Simply Pretending

One of the most complicated truth is pretending to be someone because it makes things more vague. For what seems real appears not, while what we expect to be fake is rather genuine and absolute.

According to Lawrence Kohlberg's Theory on Human Moral development, when we reach six years of age, we base our decisions as well as our behaviors on others reactions, hence, before doing something, we seek first for others approval due to our fear of committing a mistake. In fact, our parents, teachers and even elders have contributes for us to become presentable and good at all times, even if we know we cannot. Worse, they compare us with others to compel us to comply with what others like us to become.

As a result, it is indeed inevitable that we put ourselves in other shoes- a forerunner of a complex system of pretensions. With these, at our age, my dear friends, the truth is we have been unconsciously pretending for more than a decade or most of our lifetime.

However, who doesn't want to become someone admirable, someone to look for, and someone to be idolized? Who doesn't want to be noticed by others, to be recognized for being knowledgeable, talented and uniquely superior? Who doesn't want to live a life of abundance and richness, totally different from most of our experiences? Everyone wants all the bests in this world. Isn’t? This is the reason why we try to mask ourselves as someone we dream to be nearly perfect.

 Honestly, I myself use to deceive others. I make others believe that I am serious but in truth, easy go lucky at times inside. I play as an adviser, instead of being truly the one to be advised. Others see me childish, immature but if they just happen to read my eyes, a nearly empirical learned young man is what they see.

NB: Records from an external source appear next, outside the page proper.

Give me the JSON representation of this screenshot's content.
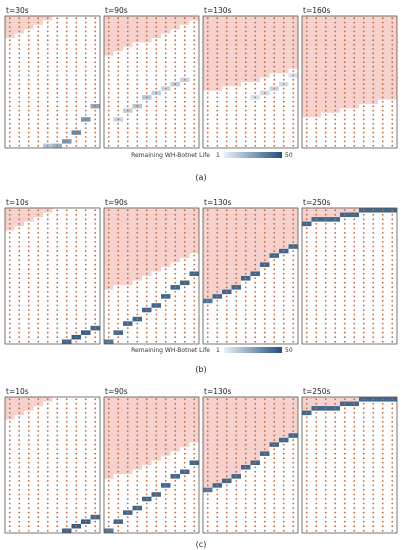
{
  "colors": {
    "infected": "#f7d2cc",
    "dot": "#c06b3c",
    "frame": "#555555",
    "cbar_low": "#e9f1f8",
    "cbar_high": "#1f4f7d"
  },
  "colorbar": {
    "label": "Remaining WH-Botnet Life",
    "min_label": "1",
    "max_label": "50",
    "range": [
      1,
      50
    ]
  },
  "chart_data": [
    {
      "type": "heatmap",
      "caption": "(a)",
      "grid": {
        "cols": 10,
        "rows": 30
      },
      "colorbar": "Remaining WH-Botnet Life",
      "panels": [
        {
          "title": "t=30s",
          "front": [
            5,
            4,
            3,
            2,
            1,
            0,
            0,
            0,
            0,
            0
          ],
          "wh": [
            [
              4,
              29,
              14
            ],
            [
              5,
              29,
              22
            ],
            [
              6,
              28,
              30
            ],
            [
              7,
              26,
              35
            ],
            [
              8,
              23,
              30
            ],
            [
              9,
              20,
              25
            ]
          ]
        },
        {
          "title": "t=90s",
          "front": [
            9,
            8,
            7,
            6,
            6,
            5,
            4,
            3,
            2,
            1
          ],
          "wh": [
            [
              1,
              23,
              10
            ],
            [
              2,
              21,
              12
            ],
            [
              3,
              20,
              15
            ],
            [
              4,
              18,
              14
            ],
            [
              5,
              17,
              12
            ],
            [
              6,
              16,
              10
            ],
            [
              7,
              15,
              12
            ],
            [
              8,
              14,
              10
            ]
          ]
        },
        {
          "title": "t=130s",
          "front": [
            17,
            17,
            16,
            16,
            15,
            15,
            14,
            13,
            13,
            12
          ],
          "wh": [
            [
              5,
              18,
              6
            ],
            [
              6,
              17,
              8
            ],
            [
              7,
              16,
              10
            ],
            [
              8,
              15,
              8
            ],
            [
              9,
              13,
              6
            ]
          ]
        },
        {
          "title": "t=160s",
          "front": [
            23,
            23,
            22,
            22,
            21,
            21,
            20,
            20,
            19,
            19
          ],
          "wh": []
        }
      ]
    },
    {
      "type": "heatmap",
      "caption": "(b)",
      "grid": {
        "cols": 10,
        "rows": 30
      },
      "colorbar": "Remaining WH-Botnet Life",
      "panels": [
        {
          "title": "t=10s",
          "front": [
            5,
            4,
            3,
            2,
            1,
            0,
            0,
            0,
            0,
            0
          ],
          "wh": [
            [
              6,
              29,
              45
            ],
            [
              7,
              28,
              48
            ],
            [
              8,
              27,
              48
            ],
            [
              9,
              26,
              45
            ]
          ]
        },
        {
          "title": "t=90s",
          "front": [
            18,
            17,
            17,
            16,
            15,
            14,
            13,
            12,
            11,
            10
          ],
          "wh": [
            [
              0,
              29,
              40
            ],
            [
              1,
              27,
              45
            ],
            [
              2,
              25,
              45
            ],
            [
              3,
              24,
              45
            ],
            [
              4,
              22,
              45
            ],
            [
              5,
              21,
              45
            ],
            [
              6,
              19,
              45
            ],
            [
              7,
              17,
              45
            ],
            [
              8,
              16,
              45
            ],
            [
              9,
              14,
              45
            ]
          ]
        },
        {
          "title": "t=130s",
          "front": [
            20,
            19,
            18,
            17,
            15,
            14,
            12,
            10,
            9,
            8
          ],
          "wh": [
            [
              0,
              20,
              40
            ],
            [
              1,
              19,
              45
            ],
            [
              2,
              18,
              45
            ],
            [
              3,
              17,
              45
            ],
            [
              4,
              15,
              45
            ],
            [
              5,
              14,
              45
            ],
            [
              6,
              12,
              45
            ],
            [
              7,
              10,
              45
            ],
            [
              8,
              9,
              45
            ],
            [
              9,
              8,
              45
            ]
          ]
        },
        {
          "title": "t=250s",
          "front": [
            3,
            2,
            2,
            2,
            1,
            1,
            0,
            0,
            0,
            0
          ],
          "wh": [
            [
              0,
              3,
              45
            ],
            [
              1,
              2,
              45
            ],
            [
              2,
              2,
              45
            ],
            [
              3,
              2,
              45
            ],
            [
              4,
              1,
              45
            ],
            [
              5,
              1,
              45
            ],
            [
              6,
              0,
              45
            ],
            [
              7,
              0,
              45
            ],
            [
              8,
              0,
              45
            ],
            [
              9,
              0,
              45
            ]
          ]
        }
      ]
    },
    {
      "type": "heatmap",
      "caption": "(c)",
      "grid": {
        "cols": 10,
        "rows": 30
      },
      "colorbar": "",
      "panels": [
        {
          "title": "t=10s",
          "front": [
            5,
            4,
            3,
            2,
            1,
            0,
            0,
            0,
            0,
            0
          ],
          "wh": [
            [
              6,
              29,
              45
            ],
            [
              7,
              28,
              48
            ],
            [
              8,
              27,
              48
            ],
            [
              9,
              26,
              45
            ]
          ]
        },
        {
          "title": "t=90s",
          "front": [
            18,
            17,
            17,
            16,
            15,
            14,
            13,
            12,
            11,
            10
          ],
          "wh": [
            [
              0,
              29,
              40
            ],
            [
              1,
              27,
              45
            ],
            [
              2,
              25,
              45
            ],
            [
              3,
              24,
              45
            ],
            [
              4,
              22,
              45
            ],
            [
              5,
              21,
              45
            ],
            [
              6,
              19,
              45
            ],
            [
              7,
              17,
              45
            ],
            [
              8,
              16,
              45
            ],
            [
              9,
              14,
              45
            ]
          ]
        },
        {
          "title": "t=130s",
          "front": [
            20,
            19,
            18,
            17,
            15,
            14,
            12,
            10,
            9,
            8
          ],
          "wh": [
            [
              0,
              20,
              40
            ],
            [
              1,
              19,
              45
            ],
            [
              2,
              18,
              45
            ],
            [
              3,
              17,
              45
            ],
            [
              4,
              15,
              45
            ],
            [
              5,
              14,
              45
            ],
            [
              6,
              12,
              45
            ],
            [
              7,
              10,
              45
            ],
            [
              8,
              9,
              45
            ],
            [
              9,
              8,
              45
            ]
          ]
        },
        {
          "title": "t=250s",
          "front": [
            3,
            2,
            2,
            2,
            1,
            1,
            0,
            0,
            0,
            0
          ],
          "wh": [
            [
              0,
              3,
              45
            ],
            [
              1,
              2,
              45
            ],
            [
              2,
              2,
              45
            ],
            [
              3,
              2,
              45
            ],
            [
              4,
              1,
              45
            ],
            [
              5,
              1,
              45
            ],
            [
              6,
              0,
              45
            ],
            [
              7,
              0,
              45
            ],
            [
              8,
              0,
              45
            ],
            [
              9,
              0,
              45
            ]
          ]
        }
      ]
    }
  ]
}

I portray to be sad in times of anger; happy instead of being melancholic, strict and firm but lenient, strong but weak, or even dexterous even partially brain empty inside. I pretend to be merciful but sinful, free but slave, slave but free, humble but proud and shy even not. I pretend to be someone but just somebody. I pretend to be pretending but I am true!

When I pretend, I feel superior in what I want to be. However, at the end of very pretension, I felt so exhausted for it felt like riding a Ferris wheel in a carnival- only short-lived ups and downs! With these, I realize I will not endure pretending anymore. I want to quit but I guess it’s part of me-my other side, which my heart can tolerate no longer.

I continuously assume until I forget who myself is and further regret. I regret because while I was pretending, I was unaware that everybody were eager to know and meet the real me!
 Be real! - Others say but for me this is not enough. Be real... to others, but even more to YOURSELF. Yes, NO one is ABSOLUTELY real in this world but if YOU continuously pretend as if everything seems unreal- that's the exemption.

Remember that only the real you will permanently build that confidence you once felt in one of your pretensions. However, pretensions provide anyone an immediate shield of one self but as one hide in this sort of self-armor, we never knew, we have slowly destroyed the real person inside the person who smiles, laughs and stares on somebody at this moment.